Alternative 1: Do Not Revise Regulatory Guide 8.39 Under this alternative, the NRC would not issue additional guidance and the current Revision 1 would be retained. If the NRC does not act, there would not be any changes in costs or benefit to the public, licensees, or the NRC. This alternative is considered the no-action alternative and provides a baseline condition from which any other alternatives will be assessed.

However, the no-action alternative would not address the outdated guidance in the current version of the RG.

Alternative 2: Withdraw Regulatory Guide 8.39 Under this alternative, the NRC would withdraw RG 8.39. This alternative would eliminate the staffs guidance regarding patient release, which would leave licensees without instructions for compliance with 10 CFR 35.75. Thus, patients who have been administered unsealed byproduct material or implants containing byproduct material could be released by licensees without guidance, resulting in potential exposures to other individuals above the regulatory dose limits of 5 millisieverts (0.5 rem).
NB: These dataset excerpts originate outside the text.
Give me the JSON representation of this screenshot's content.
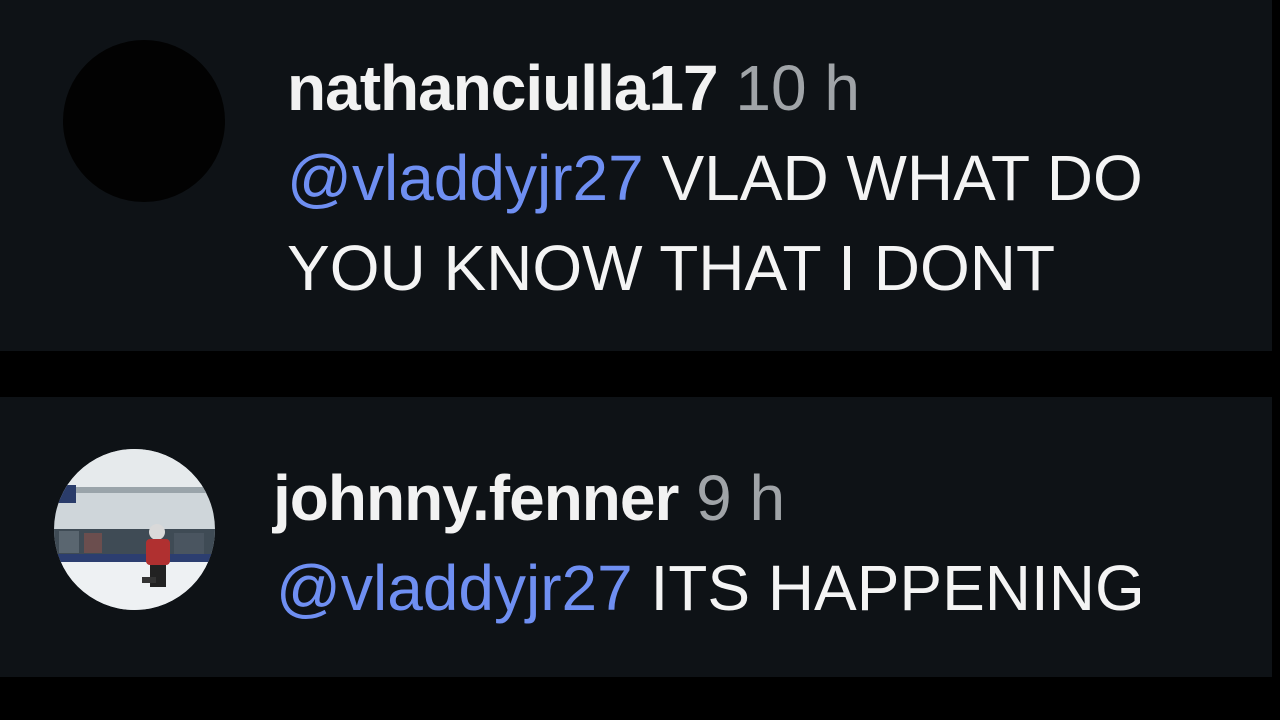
{
  "comments": [
    {
      "username": "nathanciulla17",
      "time": "10 h",
      "mention": "@vladdyjr27",
      "text": "VLAD WHAT DO YOU KNOW THAT I DONT"
    },
    {
      "username": "johnny.fenner",
      "time": "9 h",
      "mention": "@vladdyjr27",
      "text": "ITS HAPPENING"
    }
  ],
  "colors": {
    "background": "#000000",
    "card": "#0e1216",
    "mention": "#6f8ff2",
    "username": "#f2f2f2",
    "time": "#a0a4a8"
  }
}
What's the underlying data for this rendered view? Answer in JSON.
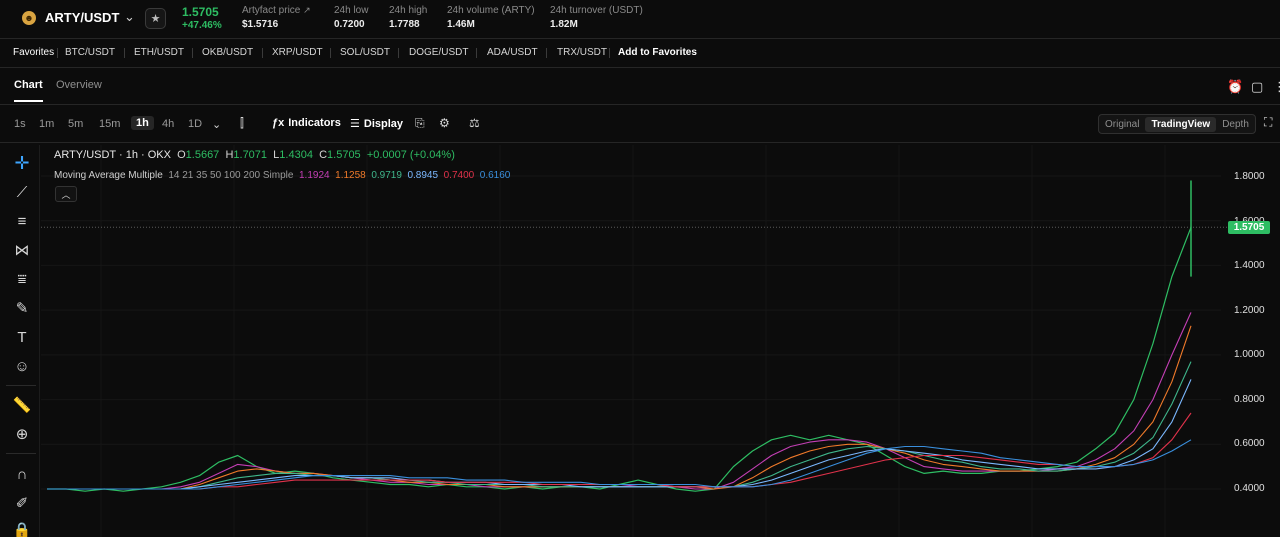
{
  "ticker": {
    "pair": "ARTY/USDT",
    "last_price": "1.5705",
    "change": "+47.46%",
    "stats": [
      {
        "label": "Artyfact price",
        "value": "$1.5716"
      },
      {
        "label": "24h low",
        "value": "0.7200"
      },
      {
        "label": "24h high",
        "value": "1.7788"
      },
      {
        "label": "24h volume (ARTY)",
        "value": "1.46M"
      },
      {
        "label": "24h turnover (USDT)",
        "value": "1.82M"
      }
    ]
  },
  "favorites": {
    "label": "Favorites",
    "items": [
      "BTC/USDT",
      "ETH/USDT",
      "OKB/USDT",
      "XRP/USDT",
      "SOL/USDT",
      "DOGE/USDT",
      "ADA/USDT",
      "TRX/USDT"
    ],
    "add_label": "Add to Favorites"
  },
  "tabs": [
    "Chart",
    "Overview"
  ],
  "toolbar": {
    "intervals": [
      "1s",
      "1m",
      "5m",
      "15m",
      "1h",
      "4h",
      "1D"
    ],
    "active_interval": "1h",
    "indicators_label": "Indicators",
    "display_label": "Display",
    "views": [
      "Original",
      "TradingView",
      "Depth"
    ],
    "active_view": "TradingView"
  },
  "legend": {
    "title": "ARTY/USDT · 1h · OKX",
    "o_label": "O",
    "o_value": "1.5667",
    "h_label": "H",
    "h_value": "1.7071",
    "l_label": "L",
    "l_value": "1.4304",
    "c_label": "C",
    "c_value": "1.5705",
    "change_value": "+0.0007 (+0.04%)",
    "ma_title": "Moving Average Multiple",
    "ma_params": "14 21 35 50 100 200 Simple",
    "ma_values": [
      {
        "value": "1.1924",
        "color": "#c43fb5"
      },
      {
        "value": "1.1258",
        "color": "#f07a2a"
      },
      {
        "value": "0.9719",
        "color": "#3fb68b"
      },
      {
        "value": "0.8945",
        "color": "#7bb8ff"
      },
      {
        "value": "0.7400",
        "color": "#e0324b"
      },
      {
        "value": "0.6160",
        "color": "#3a8fdd"
      }
    ]
  },
  "price_axis": {
    "labels": [
      "1.8000",
      "1.6000",
      "1.4000",
      "1.2000",
      "1.0000",
      "0.8000",
      "0.6000",
      "0.4000"
    ],
    "current_price_tag": "1.5705"
  },
  "chart_data": {
    "type": "line",
    "ylim": [
      0.3,
      1.9
    ],
    "current_price": 1.5705,
    "series": [
      {
        "values": [
          0.4,
          0.4,
          0.39,
          0.4,
          0.39,
          0.4,
          0.41,
          0.43,
          0.46,
          0.52,
          0.55,
          0.5,
          0.47,
          0.48,
          0.47,
          0.45,
          0.44,
          0.43,
          0.42,
          0.42,
          0.41,
          0.42,
          0.41,
          0.41,
          0.4,
          0.41,
          0.4,
          0.41,
          0.41,
          0.4,
          0.42,
          0.44,
          0.42,
          0.4,
          0.39,
          0.4,
          0.5,
          0.57,
          0.62,
          0.64,
          0.62,
          0.64,
          0.62,
          0.6,
          0.55,
          0.5,
          0.47,
          0.48,
          0.47,
          0.47,
          0.48,
          0.48,
          0.49,
          0.5,
          0.52,
          0.58,
          0.65,
          0.8,
          1.05,
          1.35,
          1.57
        ],
        "color": "#2ebd63"
      },
      {
        "values": [
          0.4,
          0.4,
          0.4,
          0.4,
          0.4,
          0.4,
          0.4,
          0.41,
          0.43,
          0.47,
          0.51,
          0.5,
          0.48,
          0.47,
          0.47,
          0.46,
          0.45,
          0.44,
          0.43,
          0.43,
          0.42,
          0.42,
          0.42,
          0.41,
          0.41,
          0.41,
          0.41,
          0.41,
          0.41,
          0.41,
          0.41,
          0.42,
          0.42,
          0.41,
          0.4,
          0.4,
          0.43,
          0.49,
          0.55,
          0.59,
          0.61,
          0.62,
          0.62,
          0.61,
          0.58,
          0.54,
          0.5,
          0.49,
          0.48,
          0.48,
          0.48,
          0.48,
          0.48,
          0.49,
          0.5,
          0.53,
          0.58,
          0.66,
          0.8,
          1.0,
          1.19
        ],
        "color": "#c43fb5"
      },
      {
        "values": [
          0.4,
          0.4,
          0.4,
          0.4,
          0.4,
          0.4,
          0.4,
          0.4,
          0.42,
          0.45,
          0.48,
          0.49,
          0.48,
          0.47,
          0.47,
          0.46,
          0.45,
          0.45,
          0.44,
          0.43,
          0.43,
          0.42,
          0.42,
          0.42,
          0.41,
          0.41,
          0.41,
          0.41,
          0.41,
          0.41,
          0.41,
          0.41,
          0.41,
          0.41,
          0.41,
          0.4,
          0.41,
          0.45,
          0.5,
          0.54,
          0.57,
          0.59,
          0.6,
          0.6,
          0.58,
          0.56,
          0.53,
          0.51,
          0.5,
          0.49,
          0.48,
          0.48,
          0.48,
          0.48,
          0.49,
          0.51,
          0.54,
          0.6,
          0.7,
          0.88,
          1.13
        ],
        "color": "#f07a2a"
      },
      {
        "values": [
          0.4,
          0.4,
          0.4,
          0.4,
          0.4,
          0.4,
          0.4,
          0.4,
          0.41,
          0.43,
          0.45,
          0.46,
          0.47,
          0.47,
          0.46,
          0.46,
          0.45,
          0.45,
          0.44,
          0.44,
          0.43,
          0.43,
          0.42,
          0.42,
          0.42,
          0.42,
          0.41,
          0.41,
          0.41,
          0.41,
          0.41,
          0.41,
          0.41,
          0.41,
          0.41,
          0.41,
          0.41,
          0.43,
          0.46,
          0.5,
          0.53,
          0.56,
          0.58,
          0.59,
          0.58,
          0.57,
          0.55,
          0.53,
          0.52,
          0.5,
          0.49,
          0.49,
          0.48,
          0.48,
          0.49,
          0.5,
          0.52,
          0.56,
          0.63,
          0.78,
          0.97
        ],
        "color": "#3fb68b"
      },
      {
        "values": [
          0.4,
          0.4,
          0.4,
          0.4,
          0.4,
          0.4,
          0.4,
          0.4,
          0.41,
          0.42,
          0.43,
          0.44,
          0.45,
          0.46,
          0.46,
          0.46,
          0.45,
          0.45,
          0.45,
          0.44,
          0.44,
          0.43,
          0.43,
          0.43,
          0.42,
          0.42,
          0.42,
          0.42,
          0.41,
          0.41,
          0.41,
          0.41,
          0.41,
          0.41,
          0.41,
          0.41,
          0.41,
          0.42,
          0.44,
          0.47,
          0.5,
          0.53,
          0.55,
          0.57,
          0.58,
          0.57,
          0.56,
          0.55,
          0.53,
          0.52,
          0.51,
          0.5,
          0.49,
          0.49,
          0.49,
          0.49,
          0.5,
          0.53,
          0.58,
          0.7,
          0.89
        ],
        "color": "#7bb8ff"
      },
      {
        "values": [
          0.4,
          0.4,
          0.4,
          0.4,
          0.4,
          0.4,
          0.4,
          0.4,
          0.4,
          0.41,
          0.41,
          0.42,
          0.43,
          0.44,
          0.44,
          0.44,
          0.44,
          0.44,
          0.44,
          0.44,
          0.44,
          0.43,
          0.43,
          0.43,
          0.43,
          0.43,
          0.42,
          0.42,
          0.42,
          0.42,
          0.42,
          0.42,
          0.42,
          0.41,
          0.41,
          0.41,
          0.41,
          0.41,
          0.42,
          0.43,
          0.45,
          0.47,
          0.49,
          0.51,
          0.53,
          0.54,
          0.55,
          0.55,
          0.55,
          0.54,
          0.53,
          0.52,
          0.51,
          0.51,
          0.5,
          0.5,
          0.5,
          0.51,
          0.54,
          0.62,
          0.74
        ],
        "color": "#e0324b"
      },
      {
        "values": [
          0.4,
          0.4,
          0.4,
          0.4,
          0.4,
          0.4,
          0.4,
          0.4,
          0.4,
          0.41,
          0.42,
          0.43,
          0.44,
          0.45,
          0.46,
          0.46,
          0.46,
          0.46,
          0.46,
          0.45,
          0.45,
          0.45,
          0.44,
          0.44,
          0.44,
          0.43,
          0.43,
          0.43,
          0.43,
          0.42,
          0.42,
          0.42,
          0.42,
          0.42,
          0.42,
          0.41,
          0.41,
          0.41,
          0.42,
          0.44,
          0.47,
          0.5,
          0.53,
          0.56,
          0.58,
          0.59,
          0.59,
          0.58,
          0.57,
          0.56,
          0.54,
          0.53,
          0.52,
          0.51,
          0.5,
          0.5,
          0.5,
          0.51,
          0.53,
          0.57,
          0.62
        ],
        "color": "#3a8fdd"
      }
    ]
  }
}
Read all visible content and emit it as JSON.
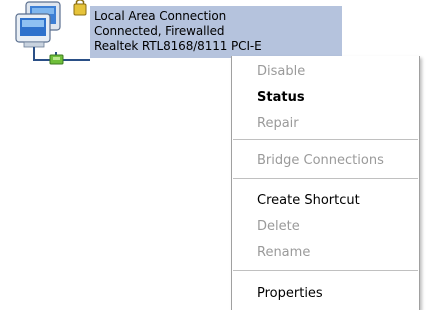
{
  "connection": {
    "name": "Local Area Connection",
    "status": "Connected, Firewalled",
    "adapter": "Realtek RTL8168/8111 PCI-E",
    "icon": "network-connection-icon",
    "selection_color": "#b5c3dd"
  },
  "context_menu": {
    "items": [
      {
        "label": "Disable",
        "enabled": false,
        "default": false
      },
      {
        "label": "Status",
        "enabled": true,
        "default": true
      },
      {
        "label": "Repair",
        "enabled": false,
        "default": false
      },
      {
        "label": "Bridge Connections",
        "enabled": false,
        "default": false
      },
      {
        "label": "Create Shortcut",
        "enabled": true,
        "default": false
      },
      {
        "label": "Delete",
        "enabled": false,
        "default": false
      },
      {
        "label": "Rename",
        "enabled": false,
        "default": false
      },
      {
        "label": "Properties",
        "enabled": true,
        "default": false
      }
    ]
  }
}
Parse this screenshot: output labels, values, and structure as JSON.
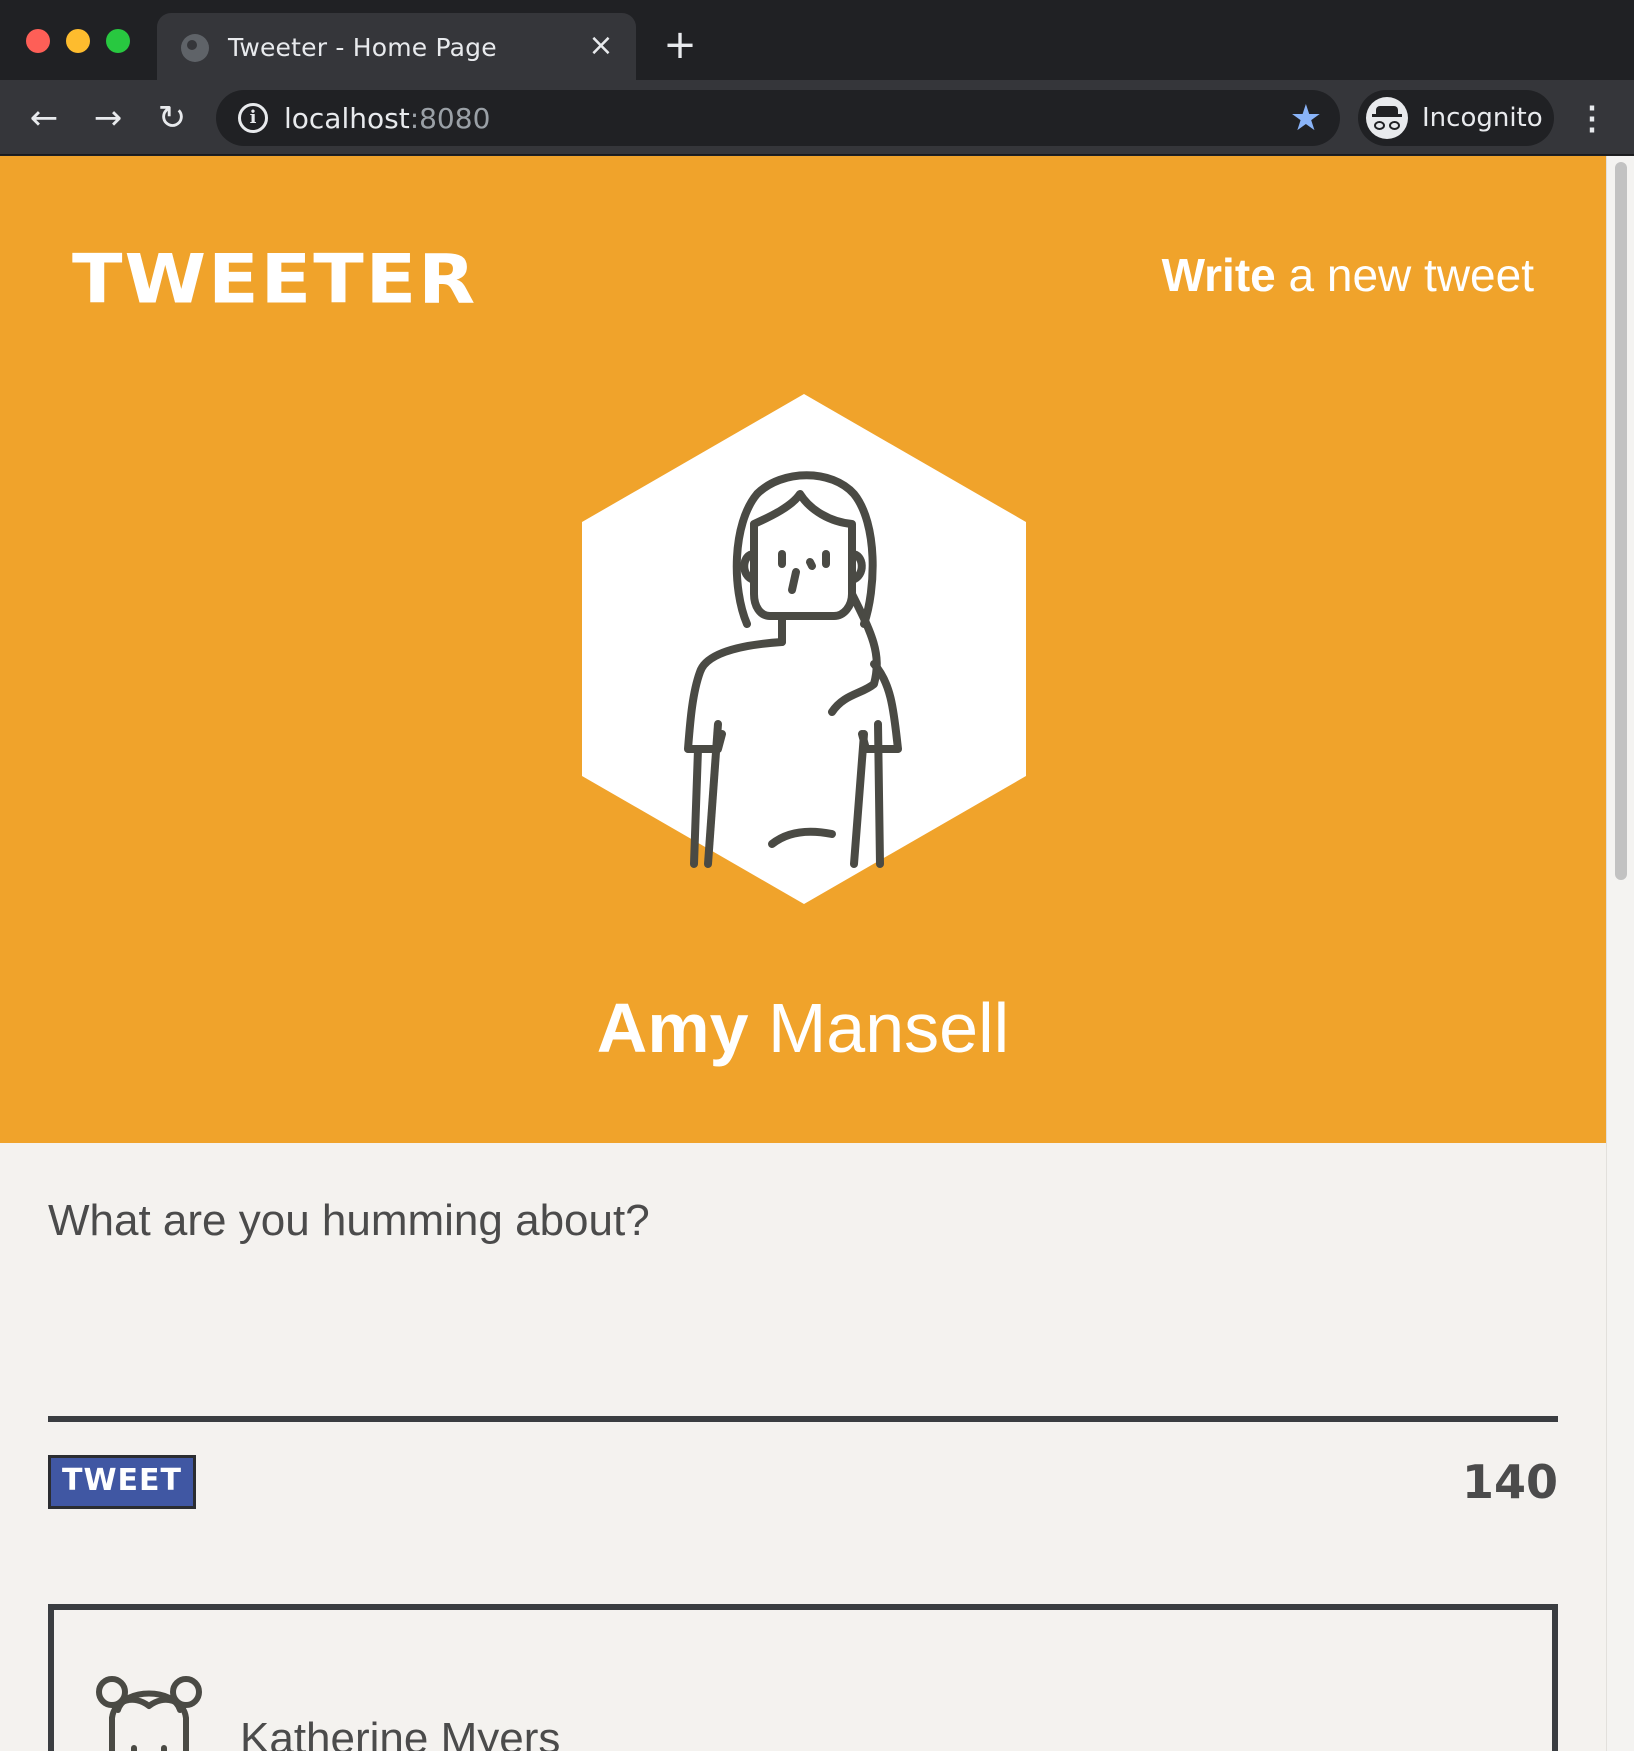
{
  "browser": {
    "tab_title": "Tweeter - Home Page",
    "tab_close_icon": "×",
    "new_tab_icon": "+",
    "back_icon": "←",
    "forward_icon": "→",
    "reload_icon": "↻",
    "url_host": "localhost",
    "url_port": ":8080",
    "bookmark_icon": "★",
    "profile_label": "Incognito",
    "menu_icon": "⋮"
  },
  "header": {
    "logo": "TWEETER",
    "write_bold": "Write",
    "write_rest": " a new tweet",
    "accent_color": "#f0a32b"
  },
  "profile": {
    "first_name": "Amy",
    "last_name": " Mansell",
    "avatar_icon": "woman-avatar-icon"
  },
  "compose": {
    "placeholder": "What are you humming about?",
    "value": "",
    "button_label": "TWEET",
    "button_color": "#4057a3",
    "counter": "140"
  },
  "tweets": [
    {
      "author": "Katherine Myers",
      "avatar_icon": "girl-avatar-icon"
    }
  ]
}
Alternative 3: Revise Regulatory Guide 8.39 Under this alternative, the NRC staff will issue Revision 2 to RG 8.39. As described in SECY-18-0015, Staff Evaluation of the U.S. Nuclear Regulatory Commissions Program Regulating Patient Release after Radioisotope Therapy, (available in the Agencywide Documents Access and Management System under Accession Number ML17279B139) dated January 29, 2018), the NRC staff found that the methodology used in RG 8.39 Revision 0 was out of date and could result in the underestimation of exposure in certain situations. Revision 1 to RG 8.39 provided updated instructions to patients but the methodology for patient release was not updated. Therefore, this alternative by issuing Revision 2 is providing the most up-to-date staff guidance for applicants and licensees to avoid the potential for licensees to underestimate exposure from released patients.

4.

Conclusion Based on this regulatory analysis, the NRC staff concludes that a revision of RG 8.39 is warranted. The proposed action will delineate the latest staff guidance to licensees regarding the release of patients who have been administered radioactive material.